“We made it in before midnight, anyhow,” he said carelessly.

Elinor looked up in surprise. The terrors of the night still possessed her.

“What a horrible nightmare it has all been. The storm, the river, the rocks, and the darkness, and that dreadful something behind us in the cave. Was there really anything, or did we just imagine it all? It will seem impossible when the daylight comes.”

Victor looked at her with a wonderful light in his wide-open brown eyes.

“Yes,” he said in a deep voice. “It will seem impossible when daylight comes. But will it all be as a horrible nightmare?”
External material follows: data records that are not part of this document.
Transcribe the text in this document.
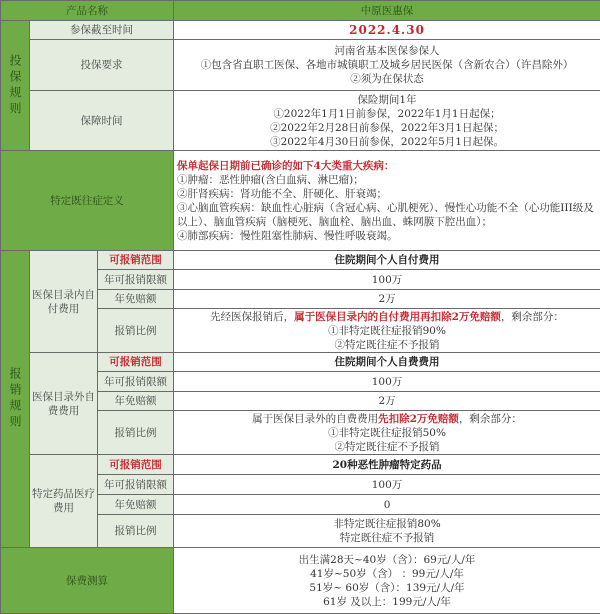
产品名称			中原医惠保
投保规则	参保截至时间		2022.4.30
	投保要求		河南省基本医保参保人
①包含省直职工医保、各地市城镇职工及城乡居民医保（含新农合）（许昌除外）
②须为在保状态

	保障时间		保险期间1年
①2022年1月1日前参保，2022年1月1日起保；
②2022年2月28日前参保，2022年3月1日起保；
③2022年4月30日前参保，2022年5月1日起保。

特定既往症定义			保单起保日期前已确诊的如下4大类重大疾病：
①肿瘤：恶性肿瘤(含白血病、淋巴瘤)；
②肝肾疾病：肾功能不全、肝硬化、肝衰竭；
③心脑血管疾病：缺血性心脏病（含冠心病、心肌梗死）、慢性心功能不全（心功能III级及以上）、脑血管疾病（脑梗死、脑血栓、脑出血、蛛网膜下腔出血）；
④肺部疾病：慢性阻塞性肺病、慢性呼吸衰竭。

报销规则	医保目录内自付费用	可报销范围	住院期间个人自付费用
		年可报销限额	100万
		年免赔额	2万
		报销比例	先经医保报销后，属于医保目录内的自付费用再扣除2万免赔额，剩余部分：
①非特定既往症报销90%
②特定既往症不予报销

	医保目录外自费费用	可报销范围	住院期间个人自费费用
		年可报销限额	100万
		年免赔额	2万
		报销比例	属于医保目录外的自费费用先扣除2万免赔额，剩余部分：
①非特定既往症报销50%
②特定既往症不予报销

	特定药品医疗费用	可报销范围	20种恶性肿瘤特定药品
		年可报销限额	100万
		年免赔额	0
		报销比例	非特定既往症报销80%
特定既往症不予报销

保费测算			出生满28天~40岁（含）：69元/人/年
41岁~50岁（含） ：99元/人/年
51岁~ 60岁（含）：139元/人/年
61岁 及以上：199元/人/年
“No, no; not all.” Elinor's face was winsomely sweet. “Not all,” she repeated. “It is fine to feel one's self so safeguarded as I have been. I shall always remember you as one with whom I could never again be afraid.”

Burleigh turned hastily toward the door, and, having delivered her to the care of her uncle, he bade them both good night.

Dr. Fenneben looked keenly after the young man striding away from the light. His clothes were torn and bedraggled, his cap was gone, and his heavy hair was a mass of rough waves about his forehead. The direct gaze of his golden-brown eyes took away distrust, and yet the face had changed somehow in this day. A hint of a new purpose had crept into it, a purpose not possible for Dr. Fenneben to read.

But he did note the set of the head, the erect form and broad shoulders, and the easy swinging step as the boy went whistling away into the shadows of the night.

“A splendid animal, anyhow,” the Dean thought. “Will the soul measure up to that princely body? And what can be the purport of this maudlin mouthing of old Bond Saxon? Bond is really a lovable man when he's sober; but he's vindictive and ugly when he's drunk. I can wait for developments. Whatever the boy's history may have been, like the courts, it's my business to hold every man innocent till he's proven guilty; to build up character, not to undermine and destroy it. And destruction begins in suspicion.”